The skills to accomplish this remarkable feat have served us well internationally. Canada has long had a reputation as a world peacekeeper and we perceive ourselves that way. Canada’s leadership and commitment to the United Nations, exemplified by Lester B. Pearson’s Nobel Peace Prize, and our unwavering involvement as a peacekeeping force, are evidence of our honored conciliatory skills in nation-building in home.

The Confederacy itself embodies our ability to unify a wide variety of disparate interests. We normally attribute this to the evolution of democracy and the parliamentary system, a supreme achievement of Western civilization.

But the Iroquoian Confederacy, a political organization made up of five distinct Native societies (later six), had a profound influence on the American and Canadian systems of government. Paula Gunn Allen reminds us that we inherited slavery and the vote of the male owners of European democracies.

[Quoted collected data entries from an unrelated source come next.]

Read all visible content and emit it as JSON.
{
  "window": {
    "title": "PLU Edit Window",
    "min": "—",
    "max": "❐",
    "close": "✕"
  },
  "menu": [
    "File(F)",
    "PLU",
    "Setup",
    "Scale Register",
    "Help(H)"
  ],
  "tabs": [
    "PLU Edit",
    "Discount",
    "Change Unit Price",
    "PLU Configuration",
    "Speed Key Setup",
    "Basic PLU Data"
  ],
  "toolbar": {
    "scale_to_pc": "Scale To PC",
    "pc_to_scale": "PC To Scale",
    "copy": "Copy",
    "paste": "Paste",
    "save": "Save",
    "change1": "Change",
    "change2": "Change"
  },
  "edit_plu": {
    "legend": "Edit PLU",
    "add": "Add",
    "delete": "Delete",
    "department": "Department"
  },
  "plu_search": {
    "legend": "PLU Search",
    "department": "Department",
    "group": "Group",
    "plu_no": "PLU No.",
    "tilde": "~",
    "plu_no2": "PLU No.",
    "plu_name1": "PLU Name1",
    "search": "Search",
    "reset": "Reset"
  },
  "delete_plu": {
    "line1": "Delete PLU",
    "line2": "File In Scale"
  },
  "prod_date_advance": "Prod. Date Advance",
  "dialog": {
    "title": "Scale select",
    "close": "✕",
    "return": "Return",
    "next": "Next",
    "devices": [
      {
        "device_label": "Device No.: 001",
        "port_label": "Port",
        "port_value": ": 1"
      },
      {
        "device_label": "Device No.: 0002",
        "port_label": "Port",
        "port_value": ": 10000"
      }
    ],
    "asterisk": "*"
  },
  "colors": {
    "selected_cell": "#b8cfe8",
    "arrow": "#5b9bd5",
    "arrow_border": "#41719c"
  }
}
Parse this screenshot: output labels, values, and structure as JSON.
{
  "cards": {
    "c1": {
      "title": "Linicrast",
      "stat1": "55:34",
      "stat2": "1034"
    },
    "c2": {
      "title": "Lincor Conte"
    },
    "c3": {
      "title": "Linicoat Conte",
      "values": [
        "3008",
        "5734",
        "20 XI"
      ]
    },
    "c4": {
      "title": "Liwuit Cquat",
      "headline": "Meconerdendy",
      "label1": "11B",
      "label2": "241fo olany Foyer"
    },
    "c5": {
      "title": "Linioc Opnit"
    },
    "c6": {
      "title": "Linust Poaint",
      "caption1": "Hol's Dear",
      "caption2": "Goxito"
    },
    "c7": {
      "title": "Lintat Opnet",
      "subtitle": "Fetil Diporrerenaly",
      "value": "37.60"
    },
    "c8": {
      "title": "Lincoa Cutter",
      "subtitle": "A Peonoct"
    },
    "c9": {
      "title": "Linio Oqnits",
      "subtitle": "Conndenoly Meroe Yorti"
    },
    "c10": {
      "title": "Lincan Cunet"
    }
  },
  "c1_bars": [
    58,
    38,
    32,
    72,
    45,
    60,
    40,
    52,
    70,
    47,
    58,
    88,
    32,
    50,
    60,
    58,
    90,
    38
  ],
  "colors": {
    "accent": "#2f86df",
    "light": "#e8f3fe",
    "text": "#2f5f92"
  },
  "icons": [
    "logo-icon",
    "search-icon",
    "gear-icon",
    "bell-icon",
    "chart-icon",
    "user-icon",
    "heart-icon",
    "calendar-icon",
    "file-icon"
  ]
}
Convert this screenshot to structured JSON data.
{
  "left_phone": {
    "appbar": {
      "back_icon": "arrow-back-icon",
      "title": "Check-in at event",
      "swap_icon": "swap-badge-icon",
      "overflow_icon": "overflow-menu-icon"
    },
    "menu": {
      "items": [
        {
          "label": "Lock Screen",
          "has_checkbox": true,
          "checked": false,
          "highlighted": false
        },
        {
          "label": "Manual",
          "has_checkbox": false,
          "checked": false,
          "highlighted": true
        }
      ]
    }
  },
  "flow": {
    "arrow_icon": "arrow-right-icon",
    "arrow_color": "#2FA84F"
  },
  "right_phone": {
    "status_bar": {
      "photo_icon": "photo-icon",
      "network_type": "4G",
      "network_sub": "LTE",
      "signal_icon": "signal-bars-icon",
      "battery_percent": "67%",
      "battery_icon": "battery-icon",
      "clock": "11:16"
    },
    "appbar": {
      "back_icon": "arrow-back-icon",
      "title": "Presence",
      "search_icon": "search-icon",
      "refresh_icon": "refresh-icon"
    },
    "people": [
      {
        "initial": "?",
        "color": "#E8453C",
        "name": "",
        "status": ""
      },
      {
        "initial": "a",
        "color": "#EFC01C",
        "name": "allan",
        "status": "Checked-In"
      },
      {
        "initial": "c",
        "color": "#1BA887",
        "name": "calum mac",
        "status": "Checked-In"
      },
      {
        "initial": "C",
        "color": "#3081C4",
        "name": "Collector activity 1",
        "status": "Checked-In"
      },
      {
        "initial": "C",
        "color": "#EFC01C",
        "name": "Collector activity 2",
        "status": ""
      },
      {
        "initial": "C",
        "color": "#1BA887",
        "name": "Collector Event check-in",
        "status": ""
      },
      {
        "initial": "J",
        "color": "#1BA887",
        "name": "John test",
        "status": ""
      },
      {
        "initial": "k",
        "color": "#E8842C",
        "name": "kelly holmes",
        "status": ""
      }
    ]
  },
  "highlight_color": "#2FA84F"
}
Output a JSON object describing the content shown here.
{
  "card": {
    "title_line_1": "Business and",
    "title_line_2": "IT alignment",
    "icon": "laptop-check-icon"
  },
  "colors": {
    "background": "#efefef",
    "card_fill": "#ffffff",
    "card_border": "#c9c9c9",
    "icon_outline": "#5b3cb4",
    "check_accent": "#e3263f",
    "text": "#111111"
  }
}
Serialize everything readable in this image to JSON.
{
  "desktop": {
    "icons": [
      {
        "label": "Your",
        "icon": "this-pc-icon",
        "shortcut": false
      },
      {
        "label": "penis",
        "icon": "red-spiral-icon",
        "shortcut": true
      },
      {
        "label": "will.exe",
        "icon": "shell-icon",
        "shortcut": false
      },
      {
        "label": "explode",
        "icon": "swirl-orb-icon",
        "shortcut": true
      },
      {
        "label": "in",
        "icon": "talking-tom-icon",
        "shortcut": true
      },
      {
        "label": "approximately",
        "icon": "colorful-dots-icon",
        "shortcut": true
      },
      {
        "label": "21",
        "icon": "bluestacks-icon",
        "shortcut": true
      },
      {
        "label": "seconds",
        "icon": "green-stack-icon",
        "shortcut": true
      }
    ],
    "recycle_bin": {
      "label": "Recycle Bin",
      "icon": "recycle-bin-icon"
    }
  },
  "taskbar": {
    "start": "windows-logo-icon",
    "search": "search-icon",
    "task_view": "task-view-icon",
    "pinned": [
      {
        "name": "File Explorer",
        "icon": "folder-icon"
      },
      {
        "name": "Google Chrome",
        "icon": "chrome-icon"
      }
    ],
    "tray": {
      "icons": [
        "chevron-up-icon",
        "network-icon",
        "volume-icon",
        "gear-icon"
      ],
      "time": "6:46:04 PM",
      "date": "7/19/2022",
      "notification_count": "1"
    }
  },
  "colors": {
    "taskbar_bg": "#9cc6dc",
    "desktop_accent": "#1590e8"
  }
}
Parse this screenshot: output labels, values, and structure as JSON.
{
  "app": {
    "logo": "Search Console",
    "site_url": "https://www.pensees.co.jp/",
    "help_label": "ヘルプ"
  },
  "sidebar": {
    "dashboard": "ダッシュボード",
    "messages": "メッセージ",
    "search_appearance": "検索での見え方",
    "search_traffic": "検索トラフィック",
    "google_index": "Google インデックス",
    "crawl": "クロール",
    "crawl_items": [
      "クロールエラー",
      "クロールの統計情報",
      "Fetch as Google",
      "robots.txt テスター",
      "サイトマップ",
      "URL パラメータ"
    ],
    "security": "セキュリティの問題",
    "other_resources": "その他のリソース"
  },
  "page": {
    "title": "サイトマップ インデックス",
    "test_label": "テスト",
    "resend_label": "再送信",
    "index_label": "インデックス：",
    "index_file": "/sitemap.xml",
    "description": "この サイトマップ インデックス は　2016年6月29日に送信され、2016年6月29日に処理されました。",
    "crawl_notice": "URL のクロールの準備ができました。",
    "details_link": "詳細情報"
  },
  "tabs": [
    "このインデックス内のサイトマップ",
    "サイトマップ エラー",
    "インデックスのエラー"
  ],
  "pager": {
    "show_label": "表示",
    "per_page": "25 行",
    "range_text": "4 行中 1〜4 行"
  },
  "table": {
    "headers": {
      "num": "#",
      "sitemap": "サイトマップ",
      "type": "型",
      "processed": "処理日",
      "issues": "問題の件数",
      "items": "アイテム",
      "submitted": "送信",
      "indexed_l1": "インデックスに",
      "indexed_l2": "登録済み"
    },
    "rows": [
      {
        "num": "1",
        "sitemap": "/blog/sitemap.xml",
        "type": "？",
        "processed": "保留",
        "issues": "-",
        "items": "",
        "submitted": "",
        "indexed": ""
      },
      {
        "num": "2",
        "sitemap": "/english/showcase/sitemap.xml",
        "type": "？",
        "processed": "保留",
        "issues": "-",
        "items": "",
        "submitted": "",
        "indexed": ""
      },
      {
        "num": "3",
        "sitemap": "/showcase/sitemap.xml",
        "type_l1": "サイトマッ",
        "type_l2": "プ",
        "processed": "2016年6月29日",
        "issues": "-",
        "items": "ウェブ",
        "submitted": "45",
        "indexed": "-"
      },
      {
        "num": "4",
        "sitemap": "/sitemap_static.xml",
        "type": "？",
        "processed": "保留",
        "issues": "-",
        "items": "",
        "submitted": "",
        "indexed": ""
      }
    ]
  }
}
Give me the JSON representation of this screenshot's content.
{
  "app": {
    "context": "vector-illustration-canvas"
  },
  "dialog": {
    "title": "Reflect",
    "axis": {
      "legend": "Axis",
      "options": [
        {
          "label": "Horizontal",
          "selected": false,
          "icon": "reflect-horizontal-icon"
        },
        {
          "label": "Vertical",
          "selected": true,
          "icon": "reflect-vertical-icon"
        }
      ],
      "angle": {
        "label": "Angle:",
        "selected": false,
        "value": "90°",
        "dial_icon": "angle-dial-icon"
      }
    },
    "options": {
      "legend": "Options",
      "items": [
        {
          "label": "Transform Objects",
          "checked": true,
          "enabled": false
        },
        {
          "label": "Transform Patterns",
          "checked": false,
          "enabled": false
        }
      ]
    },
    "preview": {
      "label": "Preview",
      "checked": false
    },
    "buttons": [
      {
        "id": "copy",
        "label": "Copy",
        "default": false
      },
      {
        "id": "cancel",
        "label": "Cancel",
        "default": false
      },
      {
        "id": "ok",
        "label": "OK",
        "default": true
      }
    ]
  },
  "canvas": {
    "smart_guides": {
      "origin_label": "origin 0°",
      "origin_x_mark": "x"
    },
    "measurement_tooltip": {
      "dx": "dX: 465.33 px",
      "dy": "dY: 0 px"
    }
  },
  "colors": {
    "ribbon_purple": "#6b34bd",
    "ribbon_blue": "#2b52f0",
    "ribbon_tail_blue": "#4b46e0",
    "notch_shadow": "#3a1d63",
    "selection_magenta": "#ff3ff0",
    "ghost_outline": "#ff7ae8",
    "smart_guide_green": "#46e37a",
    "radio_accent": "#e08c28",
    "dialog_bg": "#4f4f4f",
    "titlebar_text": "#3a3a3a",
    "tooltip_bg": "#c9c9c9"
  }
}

In the Treaty of Lancaster in 1744, Canasatego, an Iroquois chieftain, spoke on behalf of the Iroquois: “We are a powerful confederation and if you observe the same methods our ancestors have adopted, you will acquire new strength and power.”

In the audience was a young Benjamin Franklin, later a co-author of the American constitution. He recognized in his writings the influence of this confederation: “It would be very strange if Six Nations of ignorant savages were able to form a plan for such a union …”

But they formed such a union. The symbol of the Iroquois Confederacy was an eagle with five arrows in its talon, one for each of the Iroquois nations. The symbol of American independence was an eagle wielding thirteen arrows, one for each of the thirteen colonies.

The American confederation adopted the Iroquois system of different branches of executive, legislative, and judicial government, and both Canada and the US instituted the single Iroquois system of three levels of government: local or municipal, state or provincial, and federal.

By adopting this Iroquois model, Canada was able to reconcile the many conflicting and divergent regional and cultural interests and create and maintain a confederation that more democratically represented the Canadian people. The fusion of the federal system and the parliamentary system is a unique Canadian approach to democracy.

Indeed, the roots of our identity are tangled and knotted, but it is comforting to realize the extent to which First Nations have contributed to our unique Canadian culture. But it is less significant to untangle all the roots to determine their precise origins than to realize that they are part of an integrated whole.